The English National Team bears out a longstanding maxim --team production does not equate to the sum of individual production. The U.S. Olympic basketball squad provided recent testimony to this principle. Of course, the degree of interaction required among players matters. In baseball, output is close to the sum of the individual parts. Sports such as soccer, football, and basketball require much more complex interactions and call for players who can complement each other's skills. Polish striker Maciej Zurawski observed
Maybe England have got too many superstars. Maybe that is their problem. It's difficult to understand what is happening to them ...'England have a lot of individuals to open up a game. But when they don't play as a team, then that is something we can take advantage of.

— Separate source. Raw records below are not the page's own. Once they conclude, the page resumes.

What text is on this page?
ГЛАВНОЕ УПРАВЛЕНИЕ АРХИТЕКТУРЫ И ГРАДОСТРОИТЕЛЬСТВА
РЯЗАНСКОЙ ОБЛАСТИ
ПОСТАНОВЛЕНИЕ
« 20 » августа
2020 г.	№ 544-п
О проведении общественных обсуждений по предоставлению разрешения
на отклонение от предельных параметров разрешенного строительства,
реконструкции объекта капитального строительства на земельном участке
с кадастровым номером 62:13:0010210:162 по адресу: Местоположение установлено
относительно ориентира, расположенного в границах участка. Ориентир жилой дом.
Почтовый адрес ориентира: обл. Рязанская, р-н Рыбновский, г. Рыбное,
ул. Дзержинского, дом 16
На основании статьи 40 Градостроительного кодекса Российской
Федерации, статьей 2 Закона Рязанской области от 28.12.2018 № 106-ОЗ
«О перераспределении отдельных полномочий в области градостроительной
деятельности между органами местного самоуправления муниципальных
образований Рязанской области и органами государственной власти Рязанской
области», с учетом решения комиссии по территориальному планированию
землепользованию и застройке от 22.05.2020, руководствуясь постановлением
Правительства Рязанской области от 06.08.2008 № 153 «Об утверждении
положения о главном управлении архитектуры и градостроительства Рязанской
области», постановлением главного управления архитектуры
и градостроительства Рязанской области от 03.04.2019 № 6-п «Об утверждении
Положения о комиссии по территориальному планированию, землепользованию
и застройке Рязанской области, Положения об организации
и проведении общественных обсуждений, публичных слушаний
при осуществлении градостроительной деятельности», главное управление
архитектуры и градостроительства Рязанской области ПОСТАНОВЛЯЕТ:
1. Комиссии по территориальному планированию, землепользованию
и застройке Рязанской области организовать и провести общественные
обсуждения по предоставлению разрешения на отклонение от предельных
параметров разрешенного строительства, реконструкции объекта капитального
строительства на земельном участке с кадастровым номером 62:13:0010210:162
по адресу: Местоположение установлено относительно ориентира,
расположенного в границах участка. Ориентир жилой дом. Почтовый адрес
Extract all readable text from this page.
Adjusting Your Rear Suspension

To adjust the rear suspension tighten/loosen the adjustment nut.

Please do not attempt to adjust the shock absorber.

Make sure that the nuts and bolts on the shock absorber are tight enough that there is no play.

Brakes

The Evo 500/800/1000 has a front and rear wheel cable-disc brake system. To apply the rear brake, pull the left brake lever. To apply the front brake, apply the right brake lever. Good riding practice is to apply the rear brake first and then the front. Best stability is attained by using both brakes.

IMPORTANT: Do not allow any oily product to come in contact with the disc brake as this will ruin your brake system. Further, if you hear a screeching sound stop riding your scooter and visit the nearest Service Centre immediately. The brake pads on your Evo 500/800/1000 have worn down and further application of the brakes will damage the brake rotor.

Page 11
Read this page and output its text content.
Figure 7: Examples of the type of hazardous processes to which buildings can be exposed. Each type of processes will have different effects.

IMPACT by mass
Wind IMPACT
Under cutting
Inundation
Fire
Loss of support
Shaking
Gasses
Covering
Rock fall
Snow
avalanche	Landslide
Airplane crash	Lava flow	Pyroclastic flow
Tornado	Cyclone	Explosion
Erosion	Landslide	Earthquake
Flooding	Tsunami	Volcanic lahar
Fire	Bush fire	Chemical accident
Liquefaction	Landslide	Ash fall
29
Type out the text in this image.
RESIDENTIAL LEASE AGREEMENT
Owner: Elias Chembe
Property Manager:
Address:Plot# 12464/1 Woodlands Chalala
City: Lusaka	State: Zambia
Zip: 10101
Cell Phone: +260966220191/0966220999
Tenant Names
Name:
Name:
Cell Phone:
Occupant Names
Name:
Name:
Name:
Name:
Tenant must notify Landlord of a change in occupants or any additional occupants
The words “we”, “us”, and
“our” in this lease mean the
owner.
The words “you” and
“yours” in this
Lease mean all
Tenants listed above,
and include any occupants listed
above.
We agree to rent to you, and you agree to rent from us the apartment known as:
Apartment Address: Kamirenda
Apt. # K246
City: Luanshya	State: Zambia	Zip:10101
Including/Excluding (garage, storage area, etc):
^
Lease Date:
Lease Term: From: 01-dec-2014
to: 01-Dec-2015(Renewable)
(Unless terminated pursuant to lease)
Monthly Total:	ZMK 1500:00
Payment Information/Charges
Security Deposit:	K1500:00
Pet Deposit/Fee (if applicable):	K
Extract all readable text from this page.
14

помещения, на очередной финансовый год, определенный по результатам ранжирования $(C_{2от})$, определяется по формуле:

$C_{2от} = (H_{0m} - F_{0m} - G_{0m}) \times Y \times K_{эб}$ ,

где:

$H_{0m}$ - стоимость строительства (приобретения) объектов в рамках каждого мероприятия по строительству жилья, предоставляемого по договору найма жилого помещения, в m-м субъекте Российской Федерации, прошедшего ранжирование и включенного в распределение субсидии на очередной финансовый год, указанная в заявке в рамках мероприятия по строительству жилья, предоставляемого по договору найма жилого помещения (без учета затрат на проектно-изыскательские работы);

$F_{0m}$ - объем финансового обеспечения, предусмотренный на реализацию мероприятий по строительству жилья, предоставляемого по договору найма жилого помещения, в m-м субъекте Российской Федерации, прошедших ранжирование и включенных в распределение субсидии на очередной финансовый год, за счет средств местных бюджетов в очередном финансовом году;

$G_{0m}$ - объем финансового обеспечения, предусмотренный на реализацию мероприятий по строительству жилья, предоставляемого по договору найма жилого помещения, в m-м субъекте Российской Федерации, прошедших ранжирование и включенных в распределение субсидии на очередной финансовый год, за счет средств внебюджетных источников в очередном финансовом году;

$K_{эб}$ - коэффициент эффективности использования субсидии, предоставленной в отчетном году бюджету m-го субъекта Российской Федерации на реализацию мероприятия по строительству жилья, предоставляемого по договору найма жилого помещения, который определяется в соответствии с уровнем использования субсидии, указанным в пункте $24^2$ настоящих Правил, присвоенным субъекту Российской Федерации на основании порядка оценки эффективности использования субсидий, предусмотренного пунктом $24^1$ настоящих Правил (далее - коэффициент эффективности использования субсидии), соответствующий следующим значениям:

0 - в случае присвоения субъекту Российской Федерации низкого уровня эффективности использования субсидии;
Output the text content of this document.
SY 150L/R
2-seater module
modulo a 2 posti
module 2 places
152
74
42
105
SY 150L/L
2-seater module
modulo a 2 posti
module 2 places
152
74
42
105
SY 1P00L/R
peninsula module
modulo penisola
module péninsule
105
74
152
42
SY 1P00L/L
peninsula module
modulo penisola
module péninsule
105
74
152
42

England's coach, Sven Eriksson, has searched for ways and formations to plug in all of his big names with disastrous results in a 1-0 loss to Northern Ireland before just scraping by against a lowly Wales club in the preceding game. ESPN Soccernet observes the most glaring of the issues,
His first priority should be ditching the 4-3-3 system that has caused such confusion and returning, when Rooney is available again, to 4-4-2 with the other striker playing in behind Michael Owen...[Steven] Gerrard must be ordered to stay in the holding role or moved out to the left flank, with Owen Hargreaves or Scott Parker brought in to play that specialist role - unless [Frank] Lampard's form fails to improve and he is dropped instead, that is.In addition,
It is a certainty that had Chelsea landed Steven Gerrard, they would not have sat Claude Makelele in favor of Gerrard. Instead, Gerrard would have played some other role because Makelele is Jose Mourinho's main man. He credits Makelele's defending and holding role in the midfield as one of their most important keys to success.
No doubt, Eriksson grasps these points. Then, why would he so doggedly pursue the Gerrard-Lampard midfield tandem or squeezing Wright-Phillips at the risk of diminishing the impact of Wayne Rooney? It comes back to the basic point of public choice, that is, politics is inside the game. Eriksson, or any English coach, faces huge pressures from media, fans, and the players to make ues of the biggest names. The upside to England's debacle may be that it will provide Eriksson with the opportunity to make some of these tough decisions. As he put it, England's got a "knife to our throat." Under such circumstances, big name players and media will accept moves that might not as easily when times are good.